O presidente chegou a dizer que as restrições do conselho fiscal atingiam sua honra. Afirmou que jamais tirou proveito financeiro da Bienal. Em tom de desabafo, disse que já usou dinheiro próprio para cobrir rombos da Bienal. O balanço da fundação aponta um déficit de R$ 1,03 milhão no ano passado.
O presidente da Bienal ficou contrariado porque o conselho fiscal fez três tipos de crítica à sua gestão:
1. Considerou parte das práticas de governança da Bienal "inconveniente pelos padrões normalmente exigidos a pessoas jurídicas";
2. Apontou que Pires da Costa contratou uma empresa, a TPT Comunicações e Editora, da qual é dono, para editar a revista "Bien'art". A TPT recebe cerca de R$ 125 mil por mês da Bienal por textos sobre eventos ligados à fundação (cada página custa R$ 25 mil). A Bienal paga mais R$ 15 mil por mês à TPT por serviços de assessoria de imprensa;
3. Avaliou que a contratação da TPT fere o artigo 6º do estatuto da fundação, que proíbe presidentes ou diretores de fazerem negócios com empresas das quais são sócios.
Essas desobediências "por si só originam uma situação de impedimento de aprovação das contas e da conduta da diretoria executiva", diz o relatório do conselho fiscal, integrado pelo médico Sebastião de Almeida Prado Sampaio, o advogado Manoel Whitaker Salles, o promotor aposentado Carlos Francisco Bandeira Lins e o empresário Julio Landmann.
Whitaker Salles diz que não faz sentido a revista receber recursos da Bienal, sem aprovação do conselho, enquanto os catálogos da última exposição não foram publicados. Desde 1951, quando foi realizada a primeira mostra, é a primeira vez que a Bienal termina sem ter catálogos.
"Como o presidente da Bienal pode fazer um contrato consigo próprio?", disse ele antes da eleição.
O primeiro questionamento sobre a revista "Bien'art" foi feito em setembro pelo conselheiro e colecionador Adolfo Leirner. A ata registra o seguinte: "Sr. Pires da Costa informa que foi contratada uma empresa especializada através de uma concorrência (...).

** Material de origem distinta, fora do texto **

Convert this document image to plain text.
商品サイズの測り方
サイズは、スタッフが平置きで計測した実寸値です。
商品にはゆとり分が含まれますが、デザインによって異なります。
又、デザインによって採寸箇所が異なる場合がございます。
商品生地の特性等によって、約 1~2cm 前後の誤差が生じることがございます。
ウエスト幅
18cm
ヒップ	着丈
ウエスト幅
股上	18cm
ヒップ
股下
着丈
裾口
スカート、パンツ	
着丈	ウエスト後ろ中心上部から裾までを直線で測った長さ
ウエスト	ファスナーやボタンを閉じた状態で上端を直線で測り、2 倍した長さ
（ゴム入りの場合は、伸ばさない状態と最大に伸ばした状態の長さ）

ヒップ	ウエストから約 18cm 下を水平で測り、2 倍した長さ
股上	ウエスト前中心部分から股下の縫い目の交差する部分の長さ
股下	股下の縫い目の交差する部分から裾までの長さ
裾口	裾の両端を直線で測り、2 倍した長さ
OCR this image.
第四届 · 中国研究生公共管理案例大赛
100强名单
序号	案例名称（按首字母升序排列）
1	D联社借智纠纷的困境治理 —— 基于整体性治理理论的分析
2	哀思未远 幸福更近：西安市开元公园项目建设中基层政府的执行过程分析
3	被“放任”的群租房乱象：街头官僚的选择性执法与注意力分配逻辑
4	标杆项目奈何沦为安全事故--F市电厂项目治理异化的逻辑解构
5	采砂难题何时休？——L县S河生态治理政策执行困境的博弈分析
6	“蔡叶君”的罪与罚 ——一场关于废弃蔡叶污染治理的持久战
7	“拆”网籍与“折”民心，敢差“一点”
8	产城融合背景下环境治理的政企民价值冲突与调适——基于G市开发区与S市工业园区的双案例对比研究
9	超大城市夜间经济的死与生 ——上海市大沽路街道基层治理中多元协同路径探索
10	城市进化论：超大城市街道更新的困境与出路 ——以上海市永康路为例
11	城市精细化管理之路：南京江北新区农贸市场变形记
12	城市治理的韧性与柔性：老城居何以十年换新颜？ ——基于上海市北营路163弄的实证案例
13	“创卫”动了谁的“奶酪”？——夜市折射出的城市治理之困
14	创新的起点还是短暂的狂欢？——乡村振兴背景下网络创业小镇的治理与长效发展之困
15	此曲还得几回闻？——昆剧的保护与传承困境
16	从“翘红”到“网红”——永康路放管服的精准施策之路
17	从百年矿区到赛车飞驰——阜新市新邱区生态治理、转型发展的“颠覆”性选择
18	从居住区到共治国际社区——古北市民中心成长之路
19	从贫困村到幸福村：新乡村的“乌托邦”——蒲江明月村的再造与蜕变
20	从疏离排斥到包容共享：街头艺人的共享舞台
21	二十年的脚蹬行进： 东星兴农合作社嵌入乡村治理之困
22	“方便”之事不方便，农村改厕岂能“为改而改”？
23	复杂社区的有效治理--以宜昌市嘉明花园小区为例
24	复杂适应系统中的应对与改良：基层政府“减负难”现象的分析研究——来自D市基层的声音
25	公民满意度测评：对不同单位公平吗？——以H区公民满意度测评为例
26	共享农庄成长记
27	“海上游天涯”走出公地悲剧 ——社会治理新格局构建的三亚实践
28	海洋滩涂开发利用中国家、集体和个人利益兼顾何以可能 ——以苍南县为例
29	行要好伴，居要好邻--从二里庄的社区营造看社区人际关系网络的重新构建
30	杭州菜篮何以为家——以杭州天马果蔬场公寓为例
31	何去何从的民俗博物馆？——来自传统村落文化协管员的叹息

Informa que para maiores esclarecimentos sobre esse assunto marcará uma reunião para apresentar todos os detalhes de como funciona a revista "Bien'art"".
Em nenhum momento, o presidente da Bienal informou o mais importante, segundo o conselho fiscal: que ele era o dono da revista.
Há 20 dias, quando reconheceu que era o dono da revista, Pires da Costa recebeu a recomendação de um conselheiro, o advogado Arnoldo Wald Filho, de fazer uma autodenúncia junto ao Ministério Público.
Anteontem, na reunião que reelegeu o presidente, dois promotores da Curadoria de Fundações, órgão do Ministério Público que fiscaliza fundações, apresentaram a primeira auditoria feita na Bienal.
Segundo assessores de Pires da Costa, o promotor disse que, numa primeira análise, não encontrara provas de que a revista trazia prejuízos à fundação.
Procurado por dois dias seguidos pela Folha, o promotor Ayrton Grazzioli não foi encontrado para confirmar o teor da auditoria. Ainda de acordo com assessores de Pires da Costa, os promotores vão analisar agora se os preços pagos pela Bienal à revista seguem os padrões de mercado.
A investigação do Ministério Público corre sob sigilo por envolver as finanças de uma empresa privada.